05-29, 11:50–12:30 (America/Los_Angeles), Theater
Wavenumber LLC is a 'full stack' product design firm providing design services as well as working on internal products. In the Fall of 2024, we made a deliberate decision to begin integrating KiCad into our technology tool stack and workflow. Tooling is rarely dictated by our customers as we deliver on final product outcomes. We've found that business profitability and productivity for our use case often hinge on tooling features that major vendors aren't prioritizing. This session details our ongoing journey toward incorporating KiCad into our development pipeline, with a particular focus on HTTP libraries and the kicad-cli as key enablers.
We'll share real-world experiences of how open formats and customizable tooling have improved our processes, especially with library management and metadata handling, and how we've successfully migrated approximately 10,000 parts from our existing database to KiCad 9. This presentation will be valuable for hardware professionals considering similar transitions or looking at options for a mixed-tooling environment.
The decision to integrate KiCad into our professional workflow was driven by several factors:
-Dissonance between the cost of professional license "maintenance" and the actual value delivered on support.
-Preexisting features being removed from "perpetual" licenses.
-Frustration with closed binary file formats causing serious workflow issues (with real-world examples to be shared)
-Purposely limited interoperability with MCAD formats (with real-world examples to be shared). There have been multiple instances where we've had to import PCBs into KiCad to use its 3D export capabilities to satisfy customer-specific needs.
-A high barrier to adapt tooling to company specific CI/CD workflows.
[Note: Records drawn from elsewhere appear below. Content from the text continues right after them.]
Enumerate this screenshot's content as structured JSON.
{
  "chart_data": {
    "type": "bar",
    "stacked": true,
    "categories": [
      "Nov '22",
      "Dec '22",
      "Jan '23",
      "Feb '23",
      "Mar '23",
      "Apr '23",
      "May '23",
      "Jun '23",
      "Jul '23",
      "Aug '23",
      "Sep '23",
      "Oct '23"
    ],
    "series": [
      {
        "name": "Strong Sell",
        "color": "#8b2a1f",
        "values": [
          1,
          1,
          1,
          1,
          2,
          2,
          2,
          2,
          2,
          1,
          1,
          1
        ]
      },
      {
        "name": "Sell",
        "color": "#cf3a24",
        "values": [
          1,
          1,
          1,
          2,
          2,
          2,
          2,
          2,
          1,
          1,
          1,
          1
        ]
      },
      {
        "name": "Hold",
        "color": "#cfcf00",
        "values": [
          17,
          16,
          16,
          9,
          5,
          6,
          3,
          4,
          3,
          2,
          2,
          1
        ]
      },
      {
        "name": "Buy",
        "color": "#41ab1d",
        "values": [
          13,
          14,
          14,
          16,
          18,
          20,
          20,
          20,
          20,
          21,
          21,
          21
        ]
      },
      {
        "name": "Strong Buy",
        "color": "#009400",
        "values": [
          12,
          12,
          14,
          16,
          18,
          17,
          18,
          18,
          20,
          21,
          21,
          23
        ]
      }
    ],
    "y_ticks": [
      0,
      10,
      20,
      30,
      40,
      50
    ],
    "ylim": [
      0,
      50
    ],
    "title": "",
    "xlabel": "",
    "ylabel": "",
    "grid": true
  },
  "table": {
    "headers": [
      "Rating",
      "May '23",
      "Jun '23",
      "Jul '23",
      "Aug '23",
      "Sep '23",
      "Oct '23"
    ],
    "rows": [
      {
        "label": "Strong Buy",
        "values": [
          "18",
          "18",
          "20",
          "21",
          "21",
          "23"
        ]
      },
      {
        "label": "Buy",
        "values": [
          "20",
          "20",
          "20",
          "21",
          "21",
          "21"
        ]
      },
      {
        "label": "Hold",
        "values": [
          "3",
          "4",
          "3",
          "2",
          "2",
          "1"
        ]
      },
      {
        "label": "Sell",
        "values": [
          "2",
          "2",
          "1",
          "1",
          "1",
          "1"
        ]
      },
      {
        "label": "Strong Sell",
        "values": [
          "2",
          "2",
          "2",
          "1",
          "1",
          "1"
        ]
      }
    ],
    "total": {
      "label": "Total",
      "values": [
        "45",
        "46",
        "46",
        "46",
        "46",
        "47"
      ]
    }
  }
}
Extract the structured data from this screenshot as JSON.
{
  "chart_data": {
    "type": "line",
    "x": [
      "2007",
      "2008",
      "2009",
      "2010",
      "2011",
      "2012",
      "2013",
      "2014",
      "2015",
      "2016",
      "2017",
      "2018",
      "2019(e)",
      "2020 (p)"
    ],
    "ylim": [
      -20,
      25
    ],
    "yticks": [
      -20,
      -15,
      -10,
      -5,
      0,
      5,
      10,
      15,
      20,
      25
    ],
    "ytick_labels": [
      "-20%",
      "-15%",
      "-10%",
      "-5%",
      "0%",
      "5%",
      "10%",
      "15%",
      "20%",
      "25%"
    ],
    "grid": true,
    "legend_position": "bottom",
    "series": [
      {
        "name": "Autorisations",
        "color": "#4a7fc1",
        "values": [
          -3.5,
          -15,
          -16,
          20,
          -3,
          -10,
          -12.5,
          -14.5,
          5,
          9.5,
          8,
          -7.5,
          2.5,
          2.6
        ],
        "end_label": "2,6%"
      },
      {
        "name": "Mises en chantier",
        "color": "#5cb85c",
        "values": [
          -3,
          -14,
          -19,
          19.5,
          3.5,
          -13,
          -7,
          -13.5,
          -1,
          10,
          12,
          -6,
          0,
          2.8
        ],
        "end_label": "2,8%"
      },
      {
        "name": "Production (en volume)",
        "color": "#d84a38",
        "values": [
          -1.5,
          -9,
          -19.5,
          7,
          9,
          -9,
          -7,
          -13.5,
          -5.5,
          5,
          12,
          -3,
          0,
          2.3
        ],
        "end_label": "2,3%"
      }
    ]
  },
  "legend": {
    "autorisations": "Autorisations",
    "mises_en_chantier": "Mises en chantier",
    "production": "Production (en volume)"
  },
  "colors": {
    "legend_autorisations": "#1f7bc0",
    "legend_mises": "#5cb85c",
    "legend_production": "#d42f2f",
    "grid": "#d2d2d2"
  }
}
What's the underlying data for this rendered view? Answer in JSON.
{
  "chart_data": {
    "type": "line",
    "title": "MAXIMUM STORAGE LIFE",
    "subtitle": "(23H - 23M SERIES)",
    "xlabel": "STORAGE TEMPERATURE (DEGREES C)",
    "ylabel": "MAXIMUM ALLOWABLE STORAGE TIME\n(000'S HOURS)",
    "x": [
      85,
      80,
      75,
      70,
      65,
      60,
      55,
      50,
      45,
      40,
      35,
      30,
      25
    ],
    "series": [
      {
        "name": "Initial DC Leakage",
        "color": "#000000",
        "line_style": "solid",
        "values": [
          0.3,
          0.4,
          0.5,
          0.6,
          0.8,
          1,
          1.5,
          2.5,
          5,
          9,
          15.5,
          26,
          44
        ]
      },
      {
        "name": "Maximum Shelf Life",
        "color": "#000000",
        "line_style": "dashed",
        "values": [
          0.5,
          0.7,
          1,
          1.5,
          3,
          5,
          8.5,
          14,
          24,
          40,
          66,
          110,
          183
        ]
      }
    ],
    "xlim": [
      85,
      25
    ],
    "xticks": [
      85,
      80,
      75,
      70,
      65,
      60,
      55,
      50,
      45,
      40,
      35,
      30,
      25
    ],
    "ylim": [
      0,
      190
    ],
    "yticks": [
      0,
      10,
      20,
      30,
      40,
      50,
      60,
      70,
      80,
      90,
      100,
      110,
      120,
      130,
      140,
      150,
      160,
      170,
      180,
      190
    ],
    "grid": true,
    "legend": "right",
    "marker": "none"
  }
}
-Recognition that a considerable number of PCB designers are retiring. New hardware developers are entering with experience in git, continuous integration, Python, and software development workflows. The EDA tool industry needs to adapt to changing demographics.
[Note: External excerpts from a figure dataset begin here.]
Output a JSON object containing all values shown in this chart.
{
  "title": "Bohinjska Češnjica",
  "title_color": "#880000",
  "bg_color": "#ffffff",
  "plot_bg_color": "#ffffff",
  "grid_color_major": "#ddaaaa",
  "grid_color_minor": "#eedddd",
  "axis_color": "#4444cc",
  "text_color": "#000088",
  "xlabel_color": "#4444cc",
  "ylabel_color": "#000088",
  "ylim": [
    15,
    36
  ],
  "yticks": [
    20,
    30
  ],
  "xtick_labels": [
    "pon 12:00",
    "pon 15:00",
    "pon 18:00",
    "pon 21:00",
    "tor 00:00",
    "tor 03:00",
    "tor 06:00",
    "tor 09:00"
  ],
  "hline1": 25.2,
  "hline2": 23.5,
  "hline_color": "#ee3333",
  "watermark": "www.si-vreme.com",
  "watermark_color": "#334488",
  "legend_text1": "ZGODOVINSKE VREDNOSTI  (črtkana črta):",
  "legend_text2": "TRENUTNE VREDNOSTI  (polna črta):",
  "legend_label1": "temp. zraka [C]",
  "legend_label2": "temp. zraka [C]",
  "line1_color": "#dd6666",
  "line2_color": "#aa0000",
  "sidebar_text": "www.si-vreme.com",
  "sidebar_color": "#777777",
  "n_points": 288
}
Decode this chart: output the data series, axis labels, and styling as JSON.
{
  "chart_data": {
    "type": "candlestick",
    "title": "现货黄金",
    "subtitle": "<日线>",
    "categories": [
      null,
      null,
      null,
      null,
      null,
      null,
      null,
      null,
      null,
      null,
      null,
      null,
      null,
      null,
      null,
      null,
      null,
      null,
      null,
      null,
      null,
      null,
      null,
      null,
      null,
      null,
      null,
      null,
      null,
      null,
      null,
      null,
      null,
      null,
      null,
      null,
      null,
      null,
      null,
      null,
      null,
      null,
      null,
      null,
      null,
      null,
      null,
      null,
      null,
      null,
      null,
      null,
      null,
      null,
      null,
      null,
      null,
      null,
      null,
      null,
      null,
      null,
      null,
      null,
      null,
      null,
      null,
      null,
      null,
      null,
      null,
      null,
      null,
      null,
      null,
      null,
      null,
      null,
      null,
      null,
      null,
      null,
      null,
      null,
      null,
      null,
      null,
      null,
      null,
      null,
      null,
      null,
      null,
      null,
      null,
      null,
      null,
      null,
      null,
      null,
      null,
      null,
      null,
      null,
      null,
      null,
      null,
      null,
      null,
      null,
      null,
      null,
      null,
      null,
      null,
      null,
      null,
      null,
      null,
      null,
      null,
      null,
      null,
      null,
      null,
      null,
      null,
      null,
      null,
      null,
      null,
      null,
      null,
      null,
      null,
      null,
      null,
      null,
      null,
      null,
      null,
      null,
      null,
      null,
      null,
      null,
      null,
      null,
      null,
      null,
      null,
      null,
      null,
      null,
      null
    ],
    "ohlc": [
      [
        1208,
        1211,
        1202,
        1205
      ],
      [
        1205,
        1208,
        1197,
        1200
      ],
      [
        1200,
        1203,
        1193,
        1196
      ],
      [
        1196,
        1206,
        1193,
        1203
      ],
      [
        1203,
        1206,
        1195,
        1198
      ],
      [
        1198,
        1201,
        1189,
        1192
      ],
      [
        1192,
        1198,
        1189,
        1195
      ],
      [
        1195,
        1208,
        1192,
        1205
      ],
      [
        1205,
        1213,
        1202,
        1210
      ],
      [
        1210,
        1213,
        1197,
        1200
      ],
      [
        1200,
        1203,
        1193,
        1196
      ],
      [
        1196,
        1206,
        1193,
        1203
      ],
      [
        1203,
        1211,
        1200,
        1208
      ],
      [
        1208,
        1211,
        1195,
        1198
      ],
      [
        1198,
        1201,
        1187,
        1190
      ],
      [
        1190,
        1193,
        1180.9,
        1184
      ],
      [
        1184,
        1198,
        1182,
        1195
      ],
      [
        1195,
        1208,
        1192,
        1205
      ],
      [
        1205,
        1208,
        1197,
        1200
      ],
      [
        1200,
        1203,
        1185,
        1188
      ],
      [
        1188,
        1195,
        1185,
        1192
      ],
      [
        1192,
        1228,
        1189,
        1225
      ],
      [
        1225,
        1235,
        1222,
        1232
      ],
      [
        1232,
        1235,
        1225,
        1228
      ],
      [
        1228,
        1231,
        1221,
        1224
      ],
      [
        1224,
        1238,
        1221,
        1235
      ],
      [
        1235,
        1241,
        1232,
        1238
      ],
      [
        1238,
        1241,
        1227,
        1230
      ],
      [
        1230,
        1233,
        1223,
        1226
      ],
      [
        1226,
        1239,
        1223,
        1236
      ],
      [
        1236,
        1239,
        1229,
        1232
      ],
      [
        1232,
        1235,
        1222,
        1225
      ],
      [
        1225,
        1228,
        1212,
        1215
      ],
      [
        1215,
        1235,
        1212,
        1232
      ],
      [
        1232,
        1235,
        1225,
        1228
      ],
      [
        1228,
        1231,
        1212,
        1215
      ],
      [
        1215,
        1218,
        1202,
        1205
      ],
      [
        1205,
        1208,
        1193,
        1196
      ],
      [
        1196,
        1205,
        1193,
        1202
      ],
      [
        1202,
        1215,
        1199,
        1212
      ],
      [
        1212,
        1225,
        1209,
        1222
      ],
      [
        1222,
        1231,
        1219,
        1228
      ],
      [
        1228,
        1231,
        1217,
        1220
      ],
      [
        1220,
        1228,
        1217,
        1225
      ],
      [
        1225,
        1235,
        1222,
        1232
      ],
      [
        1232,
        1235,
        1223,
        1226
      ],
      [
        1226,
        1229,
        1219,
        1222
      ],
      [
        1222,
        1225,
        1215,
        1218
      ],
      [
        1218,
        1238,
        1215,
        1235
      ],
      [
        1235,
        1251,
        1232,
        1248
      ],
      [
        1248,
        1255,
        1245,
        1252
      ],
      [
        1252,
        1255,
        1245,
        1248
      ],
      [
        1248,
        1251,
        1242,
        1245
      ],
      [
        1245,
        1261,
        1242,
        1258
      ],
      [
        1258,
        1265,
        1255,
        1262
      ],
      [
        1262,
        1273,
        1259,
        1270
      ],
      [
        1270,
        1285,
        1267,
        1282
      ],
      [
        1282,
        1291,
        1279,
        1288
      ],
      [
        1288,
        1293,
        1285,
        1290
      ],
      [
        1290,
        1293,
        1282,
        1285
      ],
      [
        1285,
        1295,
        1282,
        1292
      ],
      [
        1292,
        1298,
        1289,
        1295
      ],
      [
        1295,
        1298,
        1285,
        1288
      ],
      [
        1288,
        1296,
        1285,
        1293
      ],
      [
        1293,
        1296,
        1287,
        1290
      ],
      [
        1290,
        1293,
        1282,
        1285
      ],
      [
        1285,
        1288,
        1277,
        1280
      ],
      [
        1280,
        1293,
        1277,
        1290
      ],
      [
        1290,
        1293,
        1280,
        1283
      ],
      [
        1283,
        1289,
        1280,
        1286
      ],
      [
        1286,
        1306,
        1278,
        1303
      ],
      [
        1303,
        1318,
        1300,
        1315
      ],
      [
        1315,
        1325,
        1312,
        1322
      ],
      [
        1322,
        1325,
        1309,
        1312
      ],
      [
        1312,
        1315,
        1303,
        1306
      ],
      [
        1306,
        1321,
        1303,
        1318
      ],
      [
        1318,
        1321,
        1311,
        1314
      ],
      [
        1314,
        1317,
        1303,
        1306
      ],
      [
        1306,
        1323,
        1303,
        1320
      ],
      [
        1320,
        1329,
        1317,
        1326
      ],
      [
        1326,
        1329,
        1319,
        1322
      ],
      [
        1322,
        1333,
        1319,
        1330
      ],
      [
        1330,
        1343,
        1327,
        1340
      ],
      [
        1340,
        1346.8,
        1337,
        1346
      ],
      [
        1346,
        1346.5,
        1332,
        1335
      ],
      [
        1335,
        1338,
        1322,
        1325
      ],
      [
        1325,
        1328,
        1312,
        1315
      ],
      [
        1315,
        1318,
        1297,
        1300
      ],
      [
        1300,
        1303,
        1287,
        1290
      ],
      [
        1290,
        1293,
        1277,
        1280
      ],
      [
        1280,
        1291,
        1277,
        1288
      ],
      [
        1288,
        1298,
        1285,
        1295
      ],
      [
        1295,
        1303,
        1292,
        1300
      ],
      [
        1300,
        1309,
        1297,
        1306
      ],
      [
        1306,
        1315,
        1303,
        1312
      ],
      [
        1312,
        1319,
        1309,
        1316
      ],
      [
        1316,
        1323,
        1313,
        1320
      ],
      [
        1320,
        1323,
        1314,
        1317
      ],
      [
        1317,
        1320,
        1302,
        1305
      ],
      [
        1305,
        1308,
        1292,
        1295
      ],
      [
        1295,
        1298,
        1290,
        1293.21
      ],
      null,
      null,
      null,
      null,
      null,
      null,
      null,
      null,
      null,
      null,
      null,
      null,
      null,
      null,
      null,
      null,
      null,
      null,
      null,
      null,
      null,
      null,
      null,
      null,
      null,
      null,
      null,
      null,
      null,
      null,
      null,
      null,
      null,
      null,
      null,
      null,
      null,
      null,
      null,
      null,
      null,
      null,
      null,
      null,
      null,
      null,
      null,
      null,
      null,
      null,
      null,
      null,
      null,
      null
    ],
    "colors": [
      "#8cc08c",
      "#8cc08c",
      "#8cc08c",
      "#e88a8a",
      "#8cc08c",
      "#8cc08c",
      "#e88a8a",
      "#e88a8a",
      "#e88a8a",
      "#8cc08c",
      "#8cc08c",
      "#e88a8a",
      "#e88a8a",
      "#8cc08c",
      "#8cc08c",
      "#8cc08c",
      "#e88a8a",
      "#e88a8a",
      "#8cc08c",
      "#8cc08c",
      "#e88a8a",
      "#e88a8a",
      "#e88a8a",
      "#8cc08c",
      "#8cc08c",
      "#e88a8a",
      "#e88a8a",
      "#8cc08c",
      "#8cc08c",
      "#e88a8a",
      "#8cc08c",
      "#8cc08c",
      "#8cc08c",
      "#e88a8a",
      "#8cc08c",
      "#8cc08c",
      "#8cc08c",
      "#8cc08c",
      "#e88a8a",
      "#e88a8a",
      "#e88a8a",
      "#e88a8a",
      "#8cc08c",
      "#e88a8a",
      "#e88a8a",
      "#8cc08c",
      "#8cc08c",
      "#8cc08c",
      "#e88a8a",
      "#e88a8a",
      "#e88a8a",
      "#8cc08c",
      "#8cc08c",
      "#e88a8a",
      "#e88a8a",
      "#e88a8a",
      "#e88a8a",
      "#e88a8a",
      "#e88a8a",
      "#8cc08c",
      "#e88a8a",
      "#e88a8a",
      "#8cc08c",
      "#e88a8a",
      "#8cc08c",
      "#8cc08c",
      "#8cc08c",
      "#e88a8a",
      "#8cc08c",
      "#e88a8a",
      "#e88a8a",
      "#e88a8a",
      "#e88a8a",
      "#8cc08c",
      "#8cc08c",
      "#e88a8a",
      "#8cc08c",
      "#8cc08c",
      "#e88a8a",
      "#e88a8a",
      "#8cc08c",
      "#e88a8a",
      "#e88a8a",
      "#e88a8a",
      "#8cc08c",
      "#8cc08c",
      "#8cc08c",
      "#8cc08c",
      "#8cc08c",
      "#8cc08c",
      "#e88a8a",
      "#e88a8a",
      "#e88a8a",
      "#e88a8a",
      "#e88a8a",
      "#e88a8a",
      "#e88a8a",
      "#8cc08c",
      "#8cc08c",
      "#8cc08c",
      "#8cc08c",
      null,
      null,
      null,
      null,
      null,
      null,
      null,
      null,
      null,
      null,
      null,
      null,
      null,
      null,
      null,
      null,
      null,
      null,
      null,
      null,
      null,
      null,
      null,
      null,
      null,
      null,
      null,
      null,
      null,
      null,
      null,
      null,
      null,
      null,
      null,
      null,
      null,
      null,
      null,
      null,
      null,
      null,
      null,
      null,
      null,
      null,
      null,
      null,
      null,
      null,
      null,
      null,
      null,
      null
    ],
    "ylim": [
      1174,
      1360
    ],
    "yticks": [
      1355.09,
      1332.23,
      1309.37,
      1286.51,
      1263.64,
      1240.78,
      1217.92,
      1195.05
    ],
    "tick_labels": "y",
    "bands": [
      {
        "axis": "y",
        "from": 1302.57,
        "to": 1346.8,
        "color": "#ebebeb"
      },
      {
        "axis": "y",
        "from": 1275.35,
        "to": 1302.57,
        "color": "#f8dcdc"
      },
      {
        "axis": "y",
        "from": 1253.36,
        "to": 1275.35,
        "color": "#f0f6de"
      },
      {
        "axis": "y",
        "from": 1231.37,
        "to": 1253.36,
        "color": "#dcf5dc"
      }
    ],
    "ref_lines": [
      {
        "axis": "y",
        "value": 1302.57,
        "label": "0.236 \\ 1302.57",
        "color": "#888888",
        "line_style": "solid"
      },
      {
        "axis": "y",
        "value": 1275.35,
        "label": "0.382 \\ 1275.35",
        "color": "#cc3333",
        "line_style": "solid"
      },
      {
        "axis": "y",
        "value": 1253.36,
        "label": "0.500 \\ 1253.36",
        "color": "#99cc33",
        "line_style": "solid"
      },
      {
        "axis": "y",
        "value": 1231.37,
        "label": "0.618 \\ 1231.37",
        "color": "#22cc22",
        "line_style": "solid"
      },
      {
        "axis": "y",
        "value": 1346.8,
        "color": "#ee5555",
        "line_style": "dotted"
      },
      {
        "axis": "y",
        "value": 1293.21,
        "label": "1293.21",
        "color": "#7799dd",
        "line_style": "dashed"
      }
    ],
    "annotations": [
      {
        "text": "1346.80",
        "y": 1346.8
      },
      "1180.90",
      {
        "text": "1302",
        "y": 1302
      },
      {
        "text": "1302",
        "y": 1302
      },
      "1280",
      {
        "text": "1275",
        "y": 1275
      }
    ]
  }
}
-Project longevity concerns (some Wavenumber projects span 20+ years; we recently had to open files from a 2005 project)
- Emergence of LLM technology enables engineers of all types to quickly adapt and customize processes via scripts and small utilities without needing to be software experts.
For design organizations like ours, the true competitive advantage lies not just in component libraries, but in the accumulated knowledge of how parts are configured, connected, and implemented across designs. This institutional knowledge, the real "secret sauce", becomes increasingly valuable over time but is challenging to maintain and share effectively. We feel that every company needs a strategy around their own institutional knowledge, and that knowledge absolutely cannot be behind a 3rd party service that does not use interoperable formats.
A primary motivation for our KiCad project has been the new HTTP libraries feature. We see this as the beginning of a much bigger vision and an enterprise level feature. We've used database libraries extensively, but Altium's solution has stagnated in favor of proprietary cloud interfaces. Although still in development, this capability provided us with a mechanism to migrate roughly 10,000 parts and their associated metadata into KiCad 9. By leveraging the kicad-cli tool, Wavenumber was able to prototype a parallel workflow where all parts created in Altium are also available in KiCad.
Our library migration is now essentially complete, with two boards that will be used in commercial product designs underway for release in 2025. We've also integrated KiCad into our PDM system in a way that enables rapid prototyping while providing important design traceability. The long-term goal is a comprehensive workflow to track all boards, assemblies, and usage contexts efficient LLM-based knowledge queries within the company.
The session will conclude with ideas of how KiCad could evolve to better support professional workflows.
Eli Hughes is the principal of Wavenumber LLC which delivers positive outcomes in the areas of embedded systems, software, IOT, audio, acoustics, industrial design, and content creation. In addition to his current role at Wavenumber, he works with NXP semiconductors producing engaging technical content and supporting customers with new silicon. His past experiences include working at the Penn State Applied Research Lab performing research in the areas of physics, sensors, conditioned based maintenance, robotics, undersea vehicles, and space science. His skill set includes high-speed PCB design, embedded systems engineering with modern FPGAs and microcontrollers, high-performance analog mixed-signal circuitry, digital signal processing and deeply embedded software. Eli also taught courses in embedded systems, FPGAs and circuit theory at Penn State University. In his spare time, he plays the guitar and keyboard in addition to enjoying woodworking.